The provincial minister of housing in Limpopo, Machwene Semenya, has been subpoenaed by the South African Human Rights Commission (SAHRC) to answer accusations of having dumped 237 evicted families in the veld near Lebowakgomo, with no basic services.
”The situation at Turfpan was desperate,” Charlotte McClain-Nhlapo, the SAHRC commissioner in Limpopo, told the Mail & Guardian this week. ”We needed to intervene and help these people.” When the SAHRC visited the evictees’ new site in May they found that only 17 tents, some with holes in them, had been erected and the site had neither adequate pit latrines nor a water supply.
But provincial officials described a different scene when they toured the site a month later. Ishmael Malale, a spokesperson for the provincial department of housing, says when Semenya visited the site in late June, after receiving the SAHRC subpoena, her delegation found only 47 people living at Turfpan — a figure supported by officials at the Lepelle-Nkumpi municipality, where Turfpan is situated. Malale said the discrepancy could be explained by the fact that many of the evictees might have ”gone their own way” after their eviction.

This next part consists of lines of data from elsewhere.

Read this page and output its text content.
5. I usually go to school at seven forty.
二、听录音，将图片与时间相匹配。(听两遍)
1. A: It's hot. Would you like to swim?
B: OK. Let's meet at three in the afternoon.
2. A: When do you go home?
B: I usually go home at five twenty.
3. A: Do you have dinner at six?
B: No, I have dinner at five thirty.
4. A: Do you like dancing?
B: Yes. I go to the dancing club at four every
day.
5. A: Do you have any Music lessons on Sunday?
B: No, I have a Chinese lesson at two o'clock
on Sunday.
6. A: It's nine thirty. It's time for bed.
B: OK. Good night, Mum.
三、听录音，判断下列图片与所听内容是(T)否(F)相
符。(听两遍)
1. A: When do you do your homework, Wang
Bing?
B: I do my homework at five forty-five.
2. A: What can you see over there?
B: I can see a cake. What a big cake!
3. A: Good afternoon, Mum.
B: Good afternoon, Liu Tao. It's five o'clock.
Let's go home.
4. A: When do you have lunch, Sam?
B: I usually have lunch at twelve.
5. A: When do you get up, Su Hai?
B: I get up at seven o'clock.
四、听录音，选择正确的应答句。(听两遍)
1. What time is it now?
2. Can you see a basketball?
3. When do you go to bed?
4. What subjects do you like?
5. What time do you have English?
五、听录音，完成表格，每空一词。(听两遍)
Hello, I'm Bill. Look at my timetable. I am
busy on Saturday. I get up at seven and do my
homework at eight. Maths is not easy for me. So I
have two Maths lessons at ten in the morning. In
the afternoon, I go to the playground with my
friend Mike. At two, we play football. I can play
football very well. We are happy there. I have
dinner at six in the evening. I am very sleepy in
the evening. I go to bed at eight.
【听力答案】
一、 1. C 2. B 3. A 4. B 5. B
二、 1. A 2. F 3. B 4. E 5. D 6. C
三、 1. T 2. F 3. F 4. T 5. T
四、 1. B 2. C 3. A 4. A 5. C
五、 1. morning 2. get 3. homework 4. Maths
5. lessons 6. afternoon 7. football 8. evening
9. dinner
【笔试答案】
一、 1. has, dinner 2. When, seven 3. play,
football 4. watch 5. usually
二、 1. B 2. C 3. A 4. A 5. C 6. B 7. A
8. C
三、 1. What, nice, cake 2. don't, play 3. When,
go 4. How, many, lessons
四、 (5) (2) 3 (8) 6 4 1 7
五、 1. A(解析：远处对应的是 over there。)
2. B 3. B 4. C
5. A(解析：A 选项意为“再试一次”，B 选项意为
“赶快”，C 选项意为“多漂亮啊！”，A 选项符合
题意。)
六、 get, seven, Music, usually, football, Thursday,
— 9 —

Malale also said the department had found 10 water standpipes and pit latrines — and ”14 old tents and 15 new blue tents at the site”.
Gloria Masemola, an SAHRC advocate who has been managing the Turfpan proceedings, says she recorded 237 families when she visited the area and charged that the government is trying to justify its actions by claiming only 47 people lived there now.

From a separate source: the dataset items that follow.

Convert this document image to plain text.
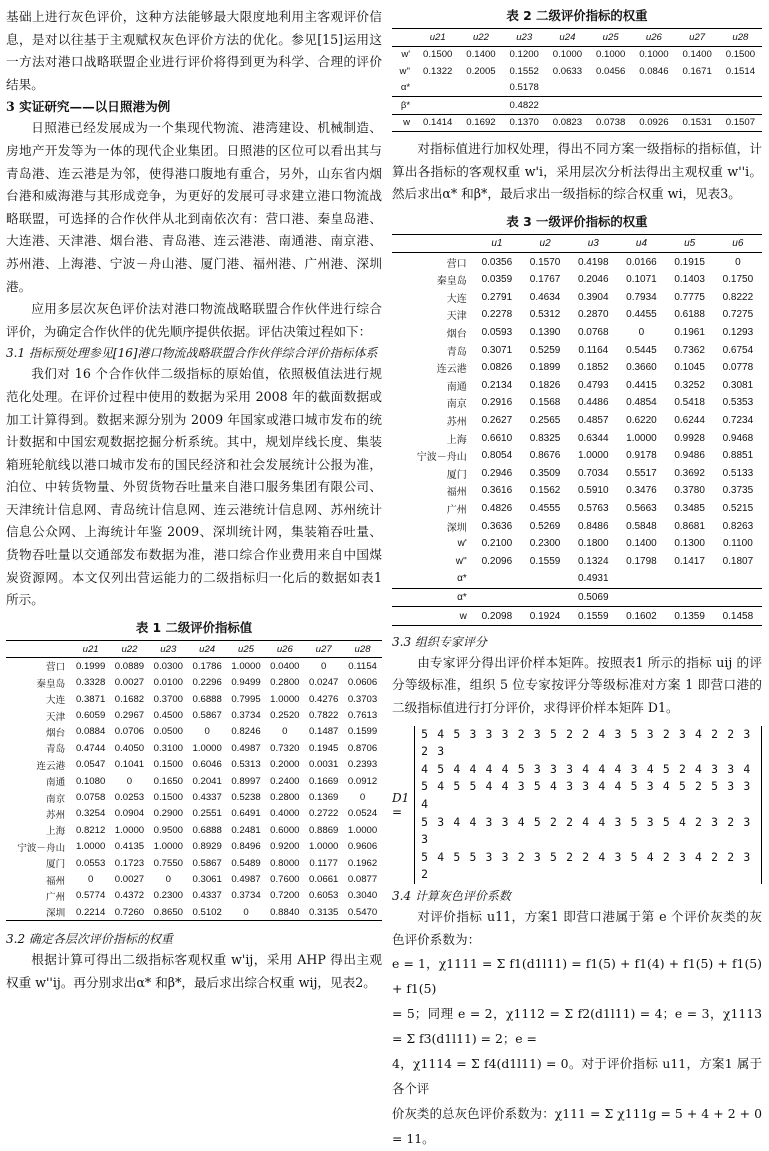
基础上进行灰色评价，这种方法能够最大限度地利用主客观评价信息，是对以往基于主观赋权灰色评价方法的优化。参见[15]运用这一方法对港口战略联盟企业进行评价将得到更为科学、合理的评价结果。

3 实证研究——以日照港为例

日照港已经发展成为一个集现代物流、港湾建设、机械制造、房地产开发等为一体的现代企业集团。日照港的区位可以看出其与青岛港、连云港是为邻，使得港口腹地有重合，另外，山东省内烟台港和威海港与其形成竞争，为更好的发展可寻求建立港口物流战略联盟，可选择的合作伙伴从北到南依次有：营口港、秦皇岛港、大连港、天津港、烟台港、青岛港、连云港港、南通港、南京港、苏州港、上海港、宁波－舟山港、厦门港、福州港、广州港、深圳港。

应用多层次灰色评价法对港口物流战略联盟合作伙伴进行综合评价，为确定合作伙伴的优先顺序提供依据。评估决策过程如下：

3.1 指标预处理参见[16]港口物流战略联盟合作伙伴综合评价指标体系

我们对 16 个合作伙伴二级指标的原始值，依照极值法进行规范化处理。在评价过程中使用的数据为采用 2008 年的截面数据或加工计算得到。数据来源分别为 2009 年国家或港口城市发布的统计数据和中国宏观数据挖掘分析系统。其中，规划岸线长度、集装箱班轮航线以港口城市发布的国民经济和社会发展统计公报为准，泊位、中转货物量、外贸货物吞吐量来自港口服务集团有限公司、天津统计信息网、青岛统计信息网、连云港统计信息网、苏州统计信息公众网、上海统计年鉴 2009、深圳统计网，集装箱吞吐量、货物吞吐量以交通部发布数据为准，港口综合作业费用来自中国煤炭资源网。本文仅列出营运能力的二级指标归一化后的数据如表1 所示。

表 1 二级评价指标值
	u21	u22	u23	u24	u25	u26	u27	u28
营口	0.1999	0.0889	0.0300	0.1786	1.0000	0.0400	0	0.1154
秦皇岛	0.3328	0.0027	0.0100	0.2296	0.9499	0.2800	0.0247	0.0606
大连	0.3871	0.1682	0.3700	0.6888	0.7995	1.0000	0.4276	0.3703
天津	0.6059	0.2967	0.4500	0.5867	0.3734	0.2520	0.7822	0.7613
烟台	0.0884	0.0706	0.0500	0	0.8246	0	0.1487	0.1599
青岛	0.4744	0.4050	0.3100	1.0000	0.4987	0.7320	0.1945	0.8706
连云港	0.0547	0.1041	0.1500	0.6046	0.5313	0.2000	0.0031	0.2393
南通	0.1080	0	0.1650	0.2041	0.8997	0.2400	0.1669	0.0912
南京	0.0758	0.0253	0.1500	0.4337	0.5238	0.2800	0.1369	0
苏州	0.3254	0.0904	0.2900	0.2551	0.6491	0.4000	0.2722	0.0524
上海	0.8212	1.0000	0.9500	0.6888	0.2481	0.6000	0.8869	1.0000
宁波－舟山	1.0000	0.4135	1.0000	0.8929	0.8496	0.9200	1.0000	0.9606
厦门	0.0553	0.1723	0.7550	0.5867	0.5489	0.8000	0.1177	0.1962
福州	0	0.0027	0	0.3061	0.4987	0.7600	0.0661	0.0877
广州	0.5774	0.4372	0.2300	0.4337	0.3734	0.7200	0.6053	0.3040
深圳	0.2214	0.7260	0.8650	0.5102	0	0.8840	0.3135	0.5470
3.2 确定各层次评价指标的权重

根据计算可得出二级指标客观权重 w'ij，采用 AHP 得出主观权重 w''ij。再分别求出α* 和β*，最后求出综合权重 wij，见表2。

表 2 二级评价指标的权重
	u21	u22	u23	u24	u25	u26	u27	u28
w'	0.1500	0.1400	0.1200	0.1000	0.1000	0.1000	0.1400	0.1500
w''	0.1322	0.2005	0.1552	0.0633	0.0456	0.0846	0.1671	0.1514
α*			0.5178					
β*			0.4822					
w	0.1414	0.1692	0.1370	0.0823	0.0738	0.0926	0.1531	0.1507

对指标值进行加权处理，得出不同方案一级指标的指标值，计算出各指标的客观权重 w'i，采用层次分析法得出主观权重 w''i。然后求出α* 和β*，最后求出一级指标的综合权重 wi，见表3。

表 3 一级评价指标的权重
	u1	u2	u3	u4	u5	u6
营口	0.0356	0.1570	0.4198	0.0166	0.1915	0
秦皇岛	0.0359	0.1767	0.2046	0.1071	0.1403	0.1750
大连	0.2791	0.4634	0.3904	0.7934	0.7775	0.8222
天津	0.2278	0.5312	0.2870	0.4455	0.6188	0.7275
烟台	0.0593	0.1390	0.0768	0	0.1961	0.1293
青岛	0.3071	0.5259	0.1164	0.5445	0.7362	0.6754
连云港	0.0826	0.1899	0.1852	0.3660	0.1045	0.0778
南通	0.2134	0.1826	0.4793	0.4415	0.3252	0.3081
南京	0.2916	0.1568	0.4486	0.4854	0.5418	0.5353
苏州	0.2627	0.2565	0.4857	0.6220	0.6244	0.7234
上海	0.6610	0.8325	0.6344	1.0000	0.9928	0.9468
宁波－舟山	0.8054	0.8676	1.0000	0.9178	0.9486	0.8851
厦门	0.2946	0.3509	0.7034	0.5517	0.3692	0.5133
福州	0.3616	0.1562	0.5910	0.3476	0.3780	0.3735
广州	0.4826	0.4555	0.5763	0.5663	0.3485	0.5215
深圳	0.3636	0.5269	0.8486	0.5848	0.8681	0.8263
w'	0.2100	0.2300	0.1800	0.1400	0.1300	0.1100
w''	0.2096	0.1559	0.1324	0.1798	0.1417	0.1807
α*			0.4931			
α*			0.5069			
w	0.2098	0.1924	0.1559	0.1602	0.1359	0.1458
3.3 组织专家评分

由专家评分得出评价样本矩阵。按照表1 所示的指标 uij 的评分等级标准，组织 5 位专家按评分等级标准对方案 1 即营口港的二级指标值进行打分评价，求得评价样本矩阵 D1。

D1 =
5 4 5 3 3 3 2 3 5 2 2 4 3 5 3 2 3 4 2 2 3 2 3
4 5 4 4 4 4 5 3 3 3 4 4 4 3 4 5 2 4 3 3 4
5 4 5 5 4 4 3 5 4 3 3 4 4 5 3 4 5 2 5 3 3 4
5 3 4 4 3 3 4 5 2 2 4 4 3 5 3 5 4 2 3 2 3 3
5 4 5 5 3 3 2 3 5 2 2 4 3 5 4 2 3 4 2 2 3 2
3.4 计算灰色评价系数

对评价指标 u11，方案1 即营口港属于第 e 个评价灰类的灰色评价系数为：

e = 1，χ1111 = Σ f1(d1l11) = f1(5) + f1(4) + f1(5) + f1(5) + f1(5)
= 5；同理 e = 2，χ1112 = Σ f2(d1l11) = 4；e = 3，χ1113 = Σ f3(d1l11) = 2；e =
4，χ1114 = Σ f4(d1l11) = 0。对于评价指标 u11，方案1 属于各个评
价灰类的总灰色评价系数为：χ111 = Σ χ111g = 5 + 4 + 2 + 0 = 11。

The municipality’s corporate service manager, Joas Satekge, says the municipality is working with the SAHRC to provide services. He claimed there are plans to build houses for the evictees they found at Turfpan and said Lepelle-Nkumpi had already supplied them with water. ”But we are trying to discourage people going and just occupying land,” he says.
The case has once again highlighted the government’s responsibility in housing its people. McClain-Nhlapo says the reality is that people do get evicted, but the Grootboom judgement in the Constitutional Court meant that emergency plans should be made to accommodate the evictees in a way that their rights are not violated.
”We are not suggesting that these people go back to the land where they were evicted, but alternative land should have been found to accommodate them in the long term before they were evicted,” she says.
Although Malale says that the first Semenya, who assumed office in May, knew of the situation was when she received her subpoena, the commission says it approached the provincial minister’s office to intervene in the community’s plight but did not receive any feedback. Ultimately it subpoenaed Semenya as well as Moeng Phasha, Lepelle-Nkumpi municipal manager, to appear before the commission. The hearing was postponed for two weeks after legal representatives for Phasha and Semenya asked for more time. McClain-Nhlapo and fellow commissioner Tom Manthata agreed to Semenya’s office convening a task team to investigate the evictees’ plight. The task team will report back to the commission this week.
The families were evicted in May this year from Lebowakgomo Unit R and Unit BA, near Polokwane, and moved to Turfpan 21km away, after the Lepelle-Nkumpi municipality won a court order to evict them.
Masemola says their eviction led to the abuse of their basic human rights. ”In this relocation process, the municipality did not apply its mind to issues such as water, housing, sanitation, electricity and healthy living conditions.”
Malale said after the SAHRC approached Semenya, she summoned the mayor and senior municipal officials to gather information about the case and visit the affected areas.
This is not the first time the community has been evicted from the Unit R area. Squatters were first evicted from the area in 1997. After the eviction, reconstruction and development programme houses were constructed and the rest of the land was earmarked for middle-income housing. But soon the squatters were back on the vacant site because they could not find alternative accommodation elsewhere. The municipality made plans to accommodate them, but because of the demarcation of new municipalities, the plans were never followed through.